Reasons for depressed farm product prices include global commodity pricing and trade issues, consumer demand for the cheapest price for food regardless of its origin or actual cost of production, and continued consolidation among retailers and processors.
Extensive GPIAtlantic interviews with Nova Scotia and PEI farmers produced a number of recommendations to improve farm economic viability, including:
Market diversification to increase buyer competition (and therefore prices) for food products.
Regulation to prevent excessive mergers of companies in the food system.
Greater supply management to ensure that food prices not fall below a reasonable cost of production.
Stimulation of increased demand for local products, for example through local procurement policies by businesses, retail stores, universities, schools, hospitals, and government agencies. This solution may be aided by escalating gas prices, as transportation becomes more expensive and local food thus more competitive.
Payments to farmers for provision of environmental goods and services (e.g. conserving wetlands and protecting freshwater quality)
Scott is encouraged by a new openness to shifting away from reliance on food imports towards the development of a healthy local food system. This, she says, will require the collaboration of all economic, government, and social sectors, including the media and a public more discerning and determined to buy and eat local food and to support Maritime farmers.
The full GPI Farm Economic Viability report for Nova Scotia and PEI released today can be accessed at: www.gpiatlantic.org/pdf/agriculture/farmviability08.pdf. A companion GPI report on Social Capital in Nova Scotia and PEI agriculture will be released in September.
For interviews or questions on this report, please call Jennifer Scott, at: 902-757-1640 or jen@ns.sympatico.ca. GPI Atlantic Executive Director, Ronald Colman, can be reached at 902-489-7007 or colman@gpiatlantic.org. Nova Scotia Federation of Agriculture Executive Director Laurence Nason can be reached at 902-893-2293 or lnason@nsfa-fane.ca.

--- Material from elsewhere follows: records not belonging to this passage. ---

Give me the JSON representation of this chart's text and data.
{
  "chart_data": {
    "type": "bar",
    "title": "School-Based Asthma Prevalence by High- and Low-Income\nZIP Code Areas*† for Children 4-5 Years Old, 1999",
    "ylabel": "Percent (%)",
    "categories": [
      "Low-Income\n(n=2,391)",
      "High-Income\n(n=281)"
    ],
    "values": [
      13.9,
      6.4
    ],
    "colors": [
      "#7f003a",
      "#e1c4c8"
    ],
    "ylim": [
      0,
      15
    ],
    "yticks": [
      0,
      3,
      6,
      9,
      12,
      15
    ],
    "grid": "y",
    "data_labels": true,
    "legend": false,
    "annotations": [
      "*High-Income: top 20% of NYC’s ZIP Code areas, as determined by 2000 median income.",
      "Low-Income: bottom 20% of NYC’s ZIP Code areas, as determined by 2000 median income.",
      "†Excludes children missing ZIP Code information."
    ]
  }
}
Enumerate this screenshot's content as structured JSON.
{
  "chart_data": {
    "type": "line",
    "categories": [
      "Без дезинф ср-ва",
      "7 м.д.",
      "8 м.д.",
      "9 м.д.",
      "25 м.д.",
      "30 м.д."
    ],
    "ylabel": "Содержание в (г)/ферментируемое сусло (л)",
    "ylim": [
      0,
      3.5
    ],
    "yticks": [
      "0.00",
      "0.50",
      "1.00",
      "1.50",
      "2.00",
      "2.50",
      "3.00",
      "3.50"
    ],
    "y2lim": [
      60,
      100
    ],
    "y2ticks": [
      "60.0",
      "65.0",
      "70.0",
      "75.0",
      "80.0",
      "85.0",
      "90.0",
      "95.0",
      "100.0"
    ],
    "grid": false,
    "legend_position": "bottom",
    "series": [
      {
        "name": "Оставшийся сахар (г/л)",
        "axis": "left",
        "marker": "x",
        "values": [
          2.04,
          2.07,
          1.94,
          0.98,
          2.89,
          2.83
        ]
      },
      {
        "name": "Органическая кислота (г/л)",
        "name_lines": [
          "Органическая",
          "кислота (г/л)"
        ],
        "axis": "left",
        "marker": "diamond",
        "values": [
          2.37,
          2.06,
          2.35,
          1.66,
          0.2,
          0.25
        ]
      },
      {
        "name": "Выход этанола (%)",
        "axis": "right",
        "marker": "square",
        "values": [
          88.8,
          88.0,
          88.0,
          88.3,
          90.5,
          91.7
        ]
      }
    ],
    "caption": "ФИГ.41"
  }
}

Funding towards this study was kindly provided by the Nova Scotia Department of Agriculture and Fisheries, Prince Edward Island Department of Agriculture, Organic Agriculture Centre of Canada, the Rural Secretariat / Canadian Rural Partnership, and GPI Atlantic members.
Farm Economic Viability in Nova Scotia and Prince Edward Island
Authors: Jennifer Scott and Ronald Colman
Are farmers in Nova Scotia and Prince Edward Island earning enough to stay in business?
If not, how will the loss of farms affect jobs and income in rural communities?
Do the prices farmers get for farm products cover their costs of production?
And how do those prices compare to the cost of food in grocery stores?
What, in short, is the future of farming in the Maritimes? — Is farming still a viable institution in the region, and can it survive?
These are some of the provocative questions raised in GPI Atlantic's report on Farm Economic Viability in Nova Scotia and PEI, which examines trends since 1971 in several key indicators of farm economic viability in the two provinces, including:
Net farm income
Expense to income ratio
Farm debt
Total debt to net farm income ratio
Solvency ratio (total liabilities or debt divided by total assets or capital value of farms)
Return on investment
The report also presents the total economic contribution of agriculture to the provincial economies of Nova Scotia and PEI (including direct, indirect, and induced impacts) and to job creation in the two provinces, and it contains specific policy recommendations to improve farm economic viability in the Maritimes.